In our previous posts, we looked at Spark performance with and without Flare for the TPC-H suite of 22 queries. We were mainly interested in single core performance, to gauge the inherent overheads in Spark, and we showed that Flare can reduce those by one or even two orders of magnitude.
But of course, once we obtain good performance on a single core, we want to scale.
Our focus in Flare is on scala-up performance on server-class machines. Such machines usually contain multiple CPU sockets, each of which is attached to a separate chunk of memory. Thus, memory access characteristics are non-uniform (NUMA), and non-local memory accesses come with a steep overhead which may kill scaling altogether. Thus, care must be taken to optimize the internal data layout and memory access patterns accordingly.
We present Flare results for two queries below (TPCH Q1 and Q6). Our benchmark machine has 4 CPU sockets with a total of 72 cores, and 1 TB of main memory, with 256 GB attached to each CPU socket.

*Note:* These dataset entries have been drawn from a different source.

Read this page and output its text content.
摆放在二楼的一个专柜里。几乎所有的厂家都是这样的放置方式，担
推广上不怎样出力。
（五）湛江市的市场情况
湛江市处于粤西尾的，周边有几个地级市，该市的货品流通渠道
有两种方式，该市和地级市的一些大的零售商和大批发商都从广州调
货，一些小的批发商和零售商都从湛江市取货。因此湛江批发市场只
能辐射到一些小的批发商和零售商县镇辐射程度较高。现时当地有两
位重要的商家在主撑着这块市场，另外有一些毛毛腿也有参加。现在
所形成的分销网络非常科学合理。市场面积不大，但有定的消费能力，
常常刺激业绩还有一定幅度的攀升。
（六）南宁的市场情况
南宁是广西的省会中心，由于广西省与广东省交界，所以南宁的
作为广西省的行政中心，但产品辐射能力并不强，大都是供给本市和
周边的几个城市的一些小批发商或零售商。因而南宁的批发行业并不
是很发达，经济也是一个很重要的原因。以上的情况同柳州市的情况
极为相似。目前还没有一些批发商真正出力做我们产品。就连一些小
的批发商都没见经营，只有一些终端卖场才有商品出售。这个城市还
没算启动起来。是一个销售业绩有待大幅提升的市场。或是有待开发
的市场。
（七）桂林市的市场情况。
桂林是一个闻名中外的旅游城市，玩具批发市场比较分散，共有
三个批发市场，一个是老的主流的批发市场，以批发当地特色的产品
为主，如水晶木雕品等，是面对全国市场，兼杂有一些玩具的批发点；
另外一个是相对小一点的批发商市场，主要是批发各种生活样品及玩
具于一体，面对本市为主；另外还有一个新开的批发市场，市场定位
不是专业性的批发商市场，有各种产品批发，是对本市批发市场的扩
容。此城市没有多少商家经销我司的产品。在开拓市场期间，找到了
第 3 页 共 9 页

Query | 1 | 2 | 4 | 8 | 16 | 32 | 64 | Cores |
---|---|---|---|---|---|---|---|---|
Q1 | 5300 | 3545 | 1981 | 1065 | 797 | 490 | 279 | |
Q6 | 3606 | 1964 | 1047 | 629 | 503 | 427 | 227 |
So, here we have a single machine processing a dataset of roughly 80 GB in about 250 ms.
What is especially important is that we keep scaling across multiple CPU sockets and memory regions: the results for 32 and 64 cores involve 2 and 4 sockets respectively.
Note that we are comparing to a highly optimized sequential implementation, which has no provisions for parallelism, and can therefore use more efficient internal data structures in a few cases. Thus, we could not expect to see completely linear speedups.